I am fairly new to java and haven't used interfaces much, and this is what I imagine is a very basic question.

I define an interface, a second interface that extends it, and then a class which implements the second interface:

public interface I1 {
  public void doStuff();
}

public interface I2 extends I1 {
  public void doMoreStuff();
}

public class C2 implements I2 {
  public void doStuff(){
    // implements I1 as required
  }
  public void doMoreStuff(){
    // implements I1 as required
  }
}

I then want to invoke a method that has as an argument a collection of objects which implement the interface I1:

public class C3 {
   public static void doI1Stuff(List<I1> implementorsOfI1){
      // code here
   }
}

but I get the abovementioned error when I try something like

C2 aC2 = new C2();
List c2L = new List<I2>();
c2L.add(aC2);
C3.doI1Stuff(c2L);

What I've done seems reasonable to me as a java novice. Why doesn't it work, and what would a more experienced programmer do? I hope I've made very simple mistake somewhere and this is actually possible...
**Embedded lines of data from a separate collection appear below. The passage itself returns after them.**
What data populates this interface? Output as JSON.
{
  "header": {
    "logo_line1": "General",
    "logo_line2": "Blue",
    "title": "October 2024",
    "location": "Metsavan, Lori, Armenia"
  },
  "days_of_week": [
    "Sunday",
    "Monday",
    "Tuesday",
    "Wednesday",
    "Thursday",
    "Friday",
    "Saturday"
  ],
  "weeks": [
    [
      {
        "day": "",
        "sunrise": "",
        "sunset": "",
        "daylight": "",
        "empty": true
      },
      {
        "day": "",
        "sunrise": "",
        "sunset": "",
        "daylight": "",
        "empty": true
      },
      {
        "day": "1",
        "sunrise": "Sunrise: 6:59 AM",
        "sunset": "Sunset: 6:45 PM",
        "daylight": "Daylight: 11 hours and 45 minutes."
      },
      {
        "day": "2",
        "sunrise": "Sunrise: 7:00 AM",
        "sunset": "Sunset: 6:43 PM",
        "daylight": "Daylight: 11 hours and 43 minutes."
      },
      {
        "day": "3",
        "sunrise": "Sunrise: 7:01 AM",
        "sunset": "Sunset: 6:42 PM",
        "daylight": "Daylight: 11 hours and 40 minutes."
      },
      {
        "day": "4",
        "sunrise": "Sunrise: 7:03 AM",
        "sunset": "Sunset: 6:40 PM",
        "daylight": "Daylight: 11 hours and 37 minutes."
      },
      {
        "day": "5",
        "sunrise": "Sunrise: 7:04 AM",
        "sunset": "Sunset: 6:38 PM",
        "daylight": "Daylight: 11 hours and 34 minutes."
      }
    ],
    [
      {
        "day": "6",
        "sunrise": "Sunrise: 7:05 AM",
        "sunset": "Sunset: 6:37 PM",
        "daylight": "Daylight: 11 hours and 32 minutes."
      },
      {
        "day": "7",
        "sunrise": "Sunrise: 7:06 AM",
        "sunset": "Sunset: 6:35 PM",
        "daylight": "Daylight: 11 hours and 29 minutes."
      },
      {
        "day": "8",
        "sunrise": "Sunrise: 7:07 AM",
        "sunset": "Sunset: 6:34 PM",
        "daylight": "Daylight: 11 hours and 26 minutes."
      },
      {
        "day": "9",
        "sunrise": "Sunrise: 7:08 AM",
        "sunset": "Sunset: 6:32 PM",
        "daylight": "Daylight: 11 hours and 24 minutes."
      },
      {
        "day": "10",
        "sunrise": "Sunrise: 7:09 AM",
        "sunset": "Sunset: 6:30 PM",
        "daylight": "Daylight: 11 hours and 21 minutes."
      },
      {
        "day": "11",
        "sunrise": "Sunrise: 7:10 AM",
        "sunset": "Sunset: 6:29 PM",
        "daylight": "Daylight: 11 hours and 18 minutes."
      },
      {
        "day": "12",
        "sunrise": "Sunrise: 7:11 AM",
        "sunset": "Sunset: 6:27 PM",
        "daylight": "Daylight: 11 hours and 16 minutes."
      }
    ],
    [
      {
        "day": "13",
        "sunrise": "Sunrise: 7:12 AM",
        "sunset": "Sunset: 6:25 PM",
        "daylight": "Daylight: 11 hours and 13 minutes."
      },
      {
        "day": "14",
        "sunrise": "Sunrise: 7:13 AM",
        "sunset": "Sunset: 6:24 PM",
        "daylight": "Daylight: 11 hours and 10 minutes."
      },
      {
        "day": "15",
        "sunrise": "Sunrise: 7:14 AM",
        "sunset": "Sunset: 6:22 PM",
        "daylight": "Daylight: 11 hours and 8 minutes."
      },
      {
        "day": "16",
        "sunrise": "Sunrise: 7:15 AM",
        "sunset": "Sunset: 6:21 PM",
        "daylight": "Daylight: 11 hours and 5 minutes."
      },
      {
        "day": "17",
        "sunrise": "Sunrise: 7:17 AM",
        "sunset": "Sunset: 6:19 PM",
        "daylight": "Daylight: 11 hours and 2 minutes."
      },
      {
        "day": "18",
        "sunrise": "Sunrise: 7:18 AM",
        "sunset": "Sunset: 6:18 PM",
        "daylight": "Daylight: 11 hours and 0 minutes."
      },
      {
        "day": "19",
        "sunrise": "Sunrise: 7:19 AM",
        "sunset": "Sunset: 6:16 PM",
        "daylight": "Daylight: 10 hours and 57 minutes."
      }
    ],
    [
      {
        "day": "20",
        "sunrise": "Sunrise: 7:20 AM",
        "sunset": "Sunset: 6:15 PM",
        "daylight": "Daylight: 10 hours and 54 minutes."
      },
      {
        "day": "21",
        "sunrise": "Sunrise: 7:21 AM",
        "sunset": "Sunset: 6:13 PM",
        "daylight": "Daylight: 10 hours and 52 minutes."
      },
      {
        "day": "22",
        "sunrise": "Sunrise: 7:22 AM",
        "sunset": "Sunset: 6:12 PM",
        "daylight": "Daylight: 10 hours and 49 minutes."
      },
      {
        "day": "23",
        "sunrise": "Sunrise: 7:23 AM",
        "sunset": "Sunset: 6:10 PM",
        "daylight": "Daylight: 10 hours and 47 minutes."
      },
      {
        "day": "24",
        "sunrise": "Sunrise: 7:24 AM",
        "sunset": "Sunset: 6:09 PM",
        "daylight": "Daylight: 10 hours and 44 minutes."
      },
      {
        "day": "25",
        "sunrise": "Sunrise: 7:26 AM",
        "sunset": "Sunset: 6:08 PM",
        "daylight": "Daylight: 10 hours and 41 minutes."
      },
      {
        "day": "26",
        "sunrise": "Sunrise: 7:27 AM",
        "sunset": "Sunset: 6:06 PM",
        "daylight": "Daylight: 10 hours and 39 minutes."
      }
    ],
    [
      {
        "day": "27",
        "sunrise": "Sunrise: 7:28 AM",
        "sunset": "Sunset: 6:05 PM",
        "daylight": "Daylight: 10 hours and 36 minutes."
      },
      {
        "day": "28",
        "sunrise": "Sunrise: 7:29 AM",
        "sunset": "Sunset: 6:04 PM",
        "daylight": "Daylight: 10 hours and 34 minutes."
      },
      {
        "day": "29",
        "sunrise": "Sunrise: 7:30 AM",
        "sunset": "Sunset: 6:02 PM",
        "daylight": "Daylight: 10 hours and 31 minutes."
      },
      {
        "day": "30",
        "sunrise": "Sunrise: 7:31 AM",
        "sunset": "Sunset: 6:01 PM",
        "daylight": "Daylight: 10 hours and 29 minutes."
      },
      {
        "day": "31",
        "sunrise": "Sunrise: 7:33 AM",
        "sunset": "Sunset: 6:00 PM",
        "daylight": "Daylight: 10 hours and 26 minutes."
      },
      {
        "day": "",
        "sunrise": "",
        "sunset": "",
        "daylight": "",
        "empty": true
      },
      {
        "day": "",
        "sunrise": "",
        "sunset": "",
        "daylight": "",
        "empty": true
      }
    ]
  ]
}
(revised question: it works (as replies stated) if I am dealing with a single C2 object, but not with a collection of them...)

like image 250
PGB Avatar asked Oct 20 '25 15:10

PGB


1 Answers

UPDATE

Ooops, your c2L is a List, not a List`. This should compile -- and it does for as it does for others who commented -- though it is dangerous for same reason I describe below. I will leave this answer here for now, but I can delete it if I find it is not useful


 public static void doI1Stuff(List<I1> implementorsOfI1)
 ...
 C3.doI1Stuff(c2L);

doI1Stuff expects a List<I1> but you are passing it a List<I2> which is not allowed. As strange as it sounds, "A bag of Apples is not a a bag of Fruit". The reason being that you can put any fruit in a Bag of Fruit, e.g. Banana but you can't do that with a Bag of Apple.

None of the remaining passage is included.